Scaling
Scale Tzylo Auth CE safely for production workloads.
Tzylo Auth CE is designed to be horizontally scalable when deployed with the correct supporting infrastructure.
Stateless design
The Auth CE service itself is stateless.
- No session data is stored in memory
- Multiple instances can run in parallel
- Requests can be routed to any instance
Shared dependencies
All Auth CE instances must share the same backing services:
- A single database (or database cluster)
- A single Redis instance or cluster
Running multiple Auth CE instances without shared Redis can lead to inconsistent token and rate limit behavior.
Load balancing
A load balancer should be placed in front of Auth CE instances.

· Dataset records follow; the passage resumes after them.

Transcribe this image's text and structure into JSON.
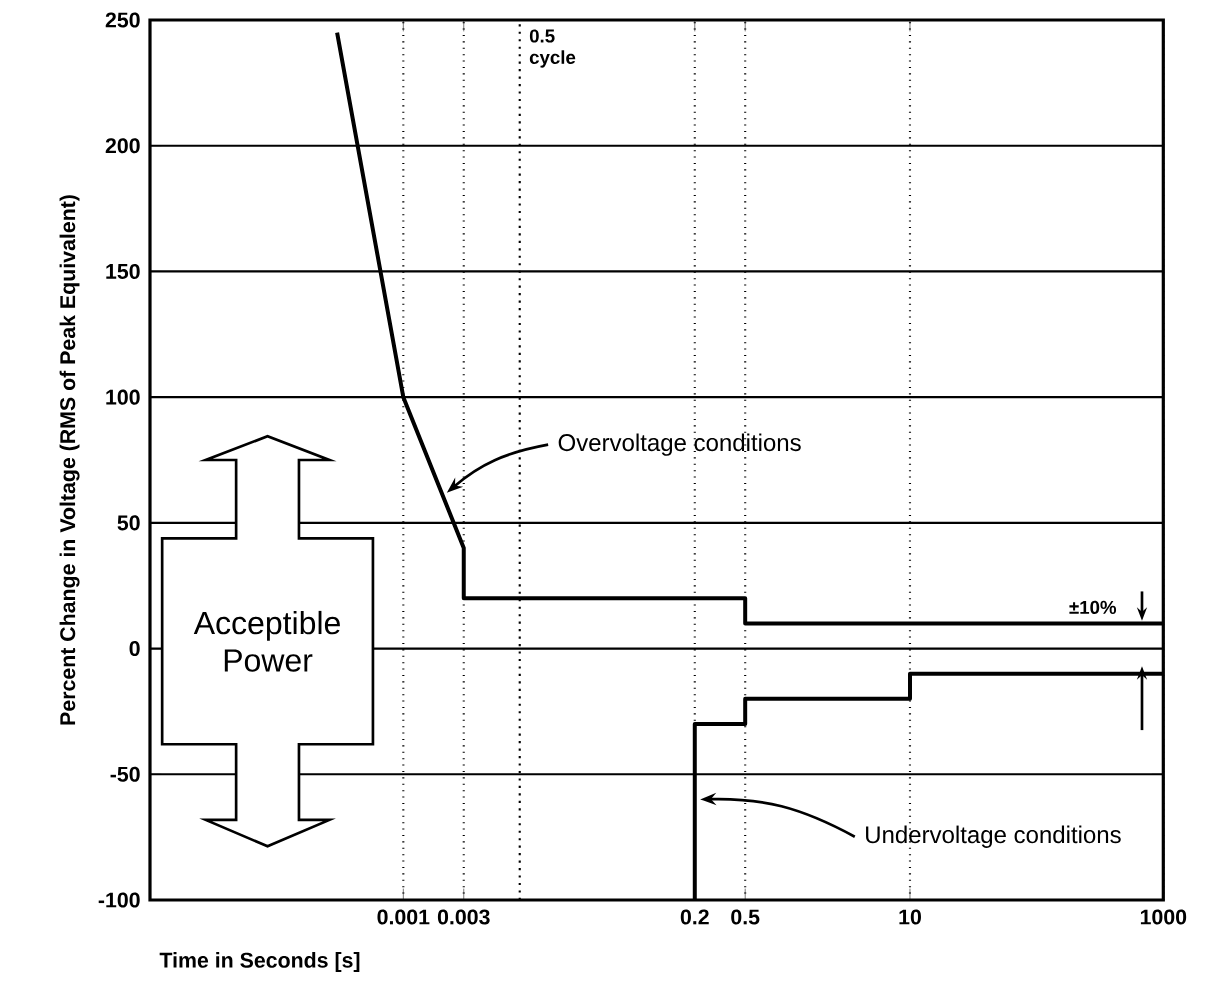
{
  "chart_data": {
    "type": "line",
    "xlabel": "Time in Seconds [s]",
    "ylabel": "Percent Change in Voltage (RMS of Peak Equivalent)",
    "log": "x",
    "xlim": [
      1e-05,
      1000
    ],
    "xticks": [
      0.001,
      0.003,
      0.2,
      0.5,
      10,
      1000
    ],
    "ylim": [
      -100,
      250
    ],
    "yticks": [
      -100,
      -50,
      0,
      50,
      100,
      150,
      200,
      250
    ],
    "grid": true,
    "series": [
      {
        "color": "#000000",
        "x": [
          0.0003,
          0.001,
          0.003,
          0.003,
          0.5,
          0.5,
          1000
        ],
        "values": [
          245,
          100,
          40,
          20,
          20,
          10,
          10
        ]
      },
      {
        "color": "#000000",
        "x": [
          0.2,
          0.2,
          0.5,
          0.5,
          10,
          10,
          1000
        ],
        "values": [
          -100,
          -30,
          -30,
          -20,
          -20,
          -10,
          -10
        ]
      }
    ],
    "ref_lines": [
      {
        "axis": "x",
        "value": 0.0083,
        "label": "0.5 cycle",
        "line_style": "dotted"
      }
    ],
    "annotations": [
      "Acceptible Power",
      {
        "text": "Overvoltage conditions",
        "x": 0.002,
        "y": 62
      },
      {
        "text": "Undervoltage conditions",
        "x": 0.2,
        "y": -60
      },
      {
        "text": "±10%",
        "x": 1000,
        "y": 10
      }
    ]
  }
}
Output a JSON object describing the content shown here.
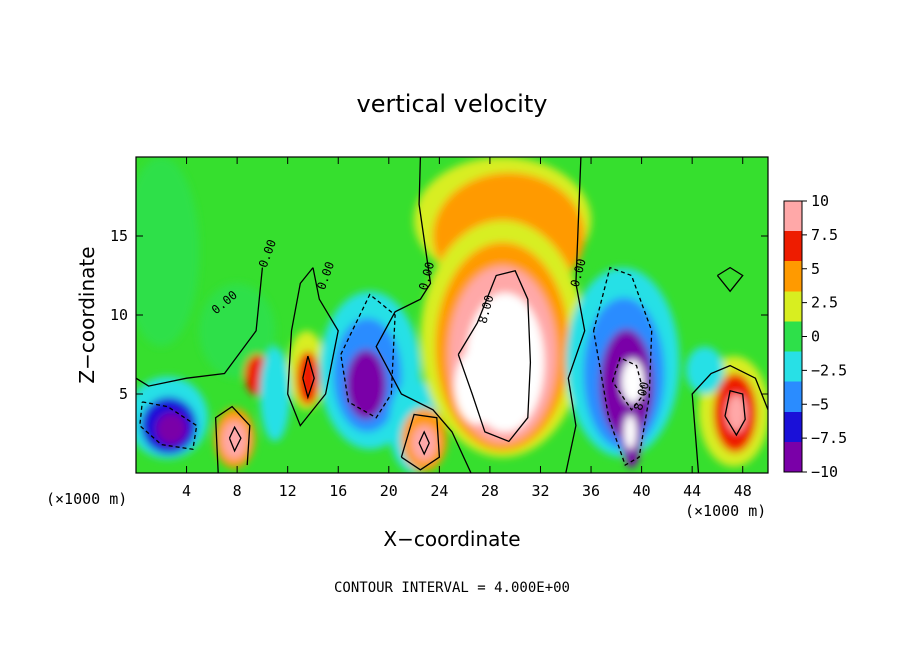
{
  "chart_data": {
    "type": "heatmap",
    "title": "vertical velocity",
    "xlabel": "X−coordinate",
    "ylabel": "Z−coordinate",
    "x_units_left": "(×1000 m)",
    "x_units_right": "(×1000 m)",
    "xlim": [
      0,
      50
    ],
    "ylim": [
      0,
      20
    ],
    "x_ticks": [
      4,
      8,
      12,
      16,
      20,
      24,
      28,
      32,
      36,
      40,
      44,
      48
    ],
    "y_ticks": [
      5,
      10,
      15
    ],
    "colorbar": {
      "range": [
        -10,
        10
      ],
      "ticks": [
        10,
        7.5,
        5,
        2.5,
        0,
        -2.5,
        -5,
        -7.5,
        -10
      ],
      "tick_labels": [
        "10",
        "7.5",
        "5",
        "2.5",
        "0",
        "−2.5",
        "−5",
        "−7.5",
        "−10"
      ],
      "colors": [
        "#7a00a8",
        "#1a10d8",
        "#2a8cff",
        "#28e0e6",
        "#2ee04a",
        "#d8ee20",
        "#ff9a00",
        "#ee1c00",
        "#ffa8a8"
      ]
    },
    "contour_labels": [
      "0.00",
      "0.00",
      "0.00",
      "0.00",
      "0.00",
      "8.00",
      "8.00"
    ],
    "contour_interval_text": "CONTOUR INTERVAL = 4.000E+00",
    "features": [
      {
        "x": 2.5,
        "z": 3,
        "w": -8
      },
      {
        "x": 7.8,
        "z": 2,
        "w": 8.5
      },
      {
        "x": 9.6,
        "z": 6.2,
        "w": 5.5
      },
      {
        "x": 13.6,
        "z": 6,
        "w": 7
      },
      {
        "x": 18.2,
        "z": 5.5,
        "w": -10
      },
      {
        "x": 22.8,
        "z": 1.9,
        "w": 8
      },
      {
        "x": 29,
        "z": 6,
        "w": 13
      },
      {
        "x": 38.8,
        "z": 5.5,
        "w": -10
      },
      {
        "x": 39.2,
        "z": 2.5,
        "w": -8
      },
      {
        "x": 47.4,
        "z": 3.8,
        "w": 9.5
      }
    ]
  }
}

- Round-robin or least-connections strategies work well
- Sticky sessions are not required
- Health checks should be enabled
Cookie and CORS considerations
When scaling across domains or subdomains:
- Configure
COOKIE_SAME_SITEcorrectly - Use HTTPS in all environments
- Set explicit
CORS_ORIGINvalues
Database scaling
Database performance is critical for authentication systems.
- Use connection pooling
- Monitor slow queries
- Enable read replicas if needed
Redis scaling
Redis is central to scalable Auth CE deployments.
- Use a managed Redis service when possible
- Monitor memory usage
- Configure eviction policies carefully
Failure handling
Plan for partial failures:
- Restart failed instances automatically
- Alert on database or Redis outages
- Gracefully handle rate limit or auth failures
Scaling authentication infrastructure should be done gradually and monitored closely.